Land selling in division: Impact on heirs
In the situation where the land is in the division, any sale is null as long as none of the heirs has an exclusive right over an individualized party in the respective good. Even if a receipt is signed, and the price is paid, the buyer does not acquire the right of legal ownership on the land. Such a sale made without the consent of all co-indivispers and in the absence of documents necessary for the transfer of real estate can be canceled by an action in court.
Illegality of selling without official registration at notary
The receipt holder can try to prove good faith, the long-term possession and the existence of a witness, but in the absence of an act of sale authenticated by the notary, the probation of the property right becomes much more difficult. If the existence of a real agreement between owners or heirs cannot be demonstrated, the courts may consider absolute null selling.
In the absence of such an act of clear succession and in the absence of complete succession, the cases remain complex and risky.
“Real estate transactions carried out by hand receipt in the 1990s should not be ignored or treated superficially, even if it raises complex legal problems.
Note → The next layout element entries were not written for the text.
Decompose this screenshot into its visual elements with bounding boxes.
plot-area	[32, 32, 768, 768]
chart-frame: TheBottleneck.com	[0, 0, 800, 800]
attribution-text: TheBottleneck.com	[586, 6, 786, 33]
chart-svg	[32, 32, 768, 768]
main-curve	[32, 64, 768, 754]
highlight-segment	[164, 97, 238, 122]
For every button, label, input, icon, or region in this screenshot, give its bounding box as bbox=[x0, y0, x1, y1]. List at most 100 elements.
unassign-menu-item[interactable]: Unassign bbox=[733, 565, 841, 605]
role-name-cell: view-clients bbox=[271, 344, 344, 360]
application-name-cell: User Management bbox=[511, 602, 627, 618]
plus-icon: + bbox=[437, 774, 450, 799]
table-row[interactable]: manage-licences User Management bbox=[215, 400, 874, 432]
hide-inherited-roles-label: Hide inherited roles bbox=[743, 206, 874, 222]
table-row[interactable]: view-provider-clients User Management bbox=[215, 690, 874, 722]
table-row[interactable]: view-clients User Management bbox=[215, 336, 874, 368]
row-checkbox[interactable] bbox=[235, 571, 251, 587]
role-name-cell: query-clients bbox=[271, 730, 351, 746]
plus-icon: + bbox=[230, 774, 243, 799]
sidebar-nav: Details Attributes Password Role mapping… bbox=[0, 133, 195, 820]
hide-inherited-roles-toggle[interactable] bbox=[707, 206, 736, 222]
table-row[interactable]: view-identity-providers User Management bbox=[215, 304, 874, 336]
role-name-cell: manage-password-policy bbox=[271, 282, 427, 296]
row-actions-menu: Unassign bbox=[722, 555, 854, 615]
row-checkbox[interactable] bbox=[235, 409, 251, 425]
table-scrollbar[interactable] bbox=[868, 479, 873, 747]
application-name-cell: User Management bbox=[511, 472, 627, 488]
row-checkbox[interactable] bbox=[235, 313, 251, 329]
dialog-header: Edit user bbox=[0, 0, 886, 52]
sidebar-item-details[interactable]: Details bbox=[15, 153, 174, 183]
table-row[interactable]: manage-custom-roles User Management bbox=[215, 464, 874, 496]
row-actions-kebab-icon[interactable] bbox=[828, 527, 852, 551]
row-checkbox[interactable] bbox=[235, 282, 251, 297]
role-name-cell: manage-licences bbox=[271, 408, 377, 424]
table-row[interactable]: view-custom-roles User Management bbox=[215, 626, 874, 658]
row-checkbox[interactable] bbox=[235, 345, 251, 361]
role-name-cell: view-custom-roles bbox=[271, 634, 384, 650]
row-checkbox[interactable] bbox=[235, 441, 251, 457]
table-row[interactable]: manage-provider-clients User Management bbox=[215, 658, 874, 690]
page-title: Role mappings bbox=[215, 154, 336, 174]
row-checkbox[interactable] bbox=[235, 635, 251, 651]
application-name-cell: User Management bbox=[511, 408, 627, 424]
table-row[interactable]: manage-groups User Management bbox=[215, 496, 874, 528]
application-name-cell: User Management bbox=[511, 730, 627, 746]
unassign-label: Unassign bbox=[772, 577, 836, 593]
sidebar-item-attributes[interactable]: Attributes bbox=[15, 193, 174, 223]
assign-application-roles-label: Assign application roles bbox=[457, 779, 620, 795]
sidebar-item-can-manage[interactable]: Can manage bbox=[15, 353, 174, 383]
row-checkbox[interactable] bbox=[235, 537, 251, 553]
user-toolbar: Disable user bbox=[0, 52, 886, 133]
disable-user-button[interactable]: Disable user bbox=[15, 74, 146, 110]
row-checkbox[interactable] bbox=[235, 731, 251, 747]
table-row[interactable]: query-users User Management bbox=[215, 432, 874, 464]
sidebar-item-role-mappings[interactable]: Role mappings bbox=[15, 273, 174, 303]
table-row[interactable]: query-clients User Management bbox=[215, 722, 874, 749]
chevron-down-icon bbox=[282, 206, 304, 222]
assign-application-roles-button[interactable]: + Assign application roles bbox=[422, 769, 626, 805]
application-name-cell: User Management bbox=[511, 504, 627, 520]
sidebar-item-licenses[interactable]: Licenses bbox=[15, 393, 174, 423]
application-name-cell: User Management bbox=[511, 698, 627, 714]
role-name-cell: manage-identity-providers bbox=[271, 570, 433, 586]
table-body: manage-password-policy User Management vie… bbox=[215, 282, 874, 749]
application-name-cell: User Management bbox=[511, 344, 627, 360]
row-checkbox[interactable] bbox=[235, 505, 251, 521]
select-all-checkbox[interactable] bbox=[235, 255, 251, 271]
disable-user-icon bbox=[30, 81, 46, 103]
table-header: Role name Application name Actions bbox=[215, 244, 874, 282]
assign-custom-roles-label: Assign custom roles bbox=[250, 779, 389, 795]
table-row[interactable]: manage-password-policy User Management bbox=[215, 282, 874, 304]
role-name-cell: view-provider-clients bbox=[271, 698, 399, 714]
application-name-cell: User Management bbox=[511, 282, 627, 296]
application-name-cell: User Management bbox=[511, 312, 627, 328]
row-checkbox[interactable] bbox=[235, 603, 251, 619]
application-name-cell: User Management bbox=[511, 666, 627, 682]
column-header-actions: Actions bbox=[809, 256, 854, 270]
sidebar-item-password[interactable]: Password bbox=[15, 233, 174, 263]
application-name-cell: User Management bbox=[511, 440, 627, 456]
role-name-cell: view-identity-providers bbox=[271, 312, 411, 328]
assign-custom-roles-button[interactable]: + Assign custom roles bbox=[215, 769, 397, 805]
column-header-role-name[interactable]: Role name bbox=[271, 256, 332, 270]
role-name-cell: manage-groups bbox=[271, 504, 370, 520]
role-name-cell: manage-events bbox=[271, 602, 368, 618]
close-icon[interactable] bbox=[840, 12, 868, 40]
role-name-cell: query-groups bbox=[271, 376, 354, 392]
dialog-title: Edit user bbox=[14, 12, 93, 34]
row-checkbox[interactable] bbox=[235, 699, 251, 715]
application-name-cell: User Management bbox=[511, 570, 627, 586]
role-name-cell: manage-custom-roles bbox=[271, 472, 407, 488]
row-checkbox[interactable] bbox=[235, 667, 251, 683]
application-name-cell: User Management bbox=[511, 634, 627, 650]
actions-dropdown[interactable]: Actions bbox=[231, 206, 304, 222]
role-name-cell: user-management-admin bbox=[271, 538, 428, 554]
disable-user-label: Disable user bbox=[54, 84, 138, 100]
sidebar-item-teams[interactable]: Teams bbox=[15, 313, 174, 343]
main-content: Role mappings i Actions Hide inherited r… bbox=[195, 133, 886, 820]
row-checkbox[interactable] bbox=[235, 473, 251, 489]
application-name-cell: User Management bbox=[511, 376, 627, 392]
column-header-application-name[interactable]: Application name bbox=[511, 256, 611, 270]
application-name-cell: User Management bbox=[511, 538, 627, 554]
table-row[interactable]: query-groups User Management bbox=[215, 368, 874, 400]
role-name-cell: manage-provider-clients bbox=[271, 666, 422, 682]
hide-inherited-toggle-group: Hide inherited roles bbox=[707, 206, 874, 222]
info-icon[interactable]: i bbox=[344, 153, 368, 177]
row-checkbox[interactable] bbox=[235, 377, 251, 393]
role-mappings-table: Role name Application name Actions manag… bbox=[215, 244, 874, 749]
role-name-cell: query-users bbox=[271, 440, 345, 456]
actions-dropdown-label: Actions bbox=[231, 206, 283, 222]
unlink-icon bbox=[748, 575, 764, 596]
Our team of lawyers, with expertise in successions, property rights and civil disputes, supports customers in the validation of acquired rights and in defending their interests before the courts and the authorities.”Said Radu Pavel, coordinating lawyer of the Romanian Law Society Pavel, Mărgărit and Associations.
In conclusion, informal transactions of the 1990s continue to generate civil disputes. In the absence of an act of valid succession and without respecting the revocation or sharing procedures, the risk of land loss is real.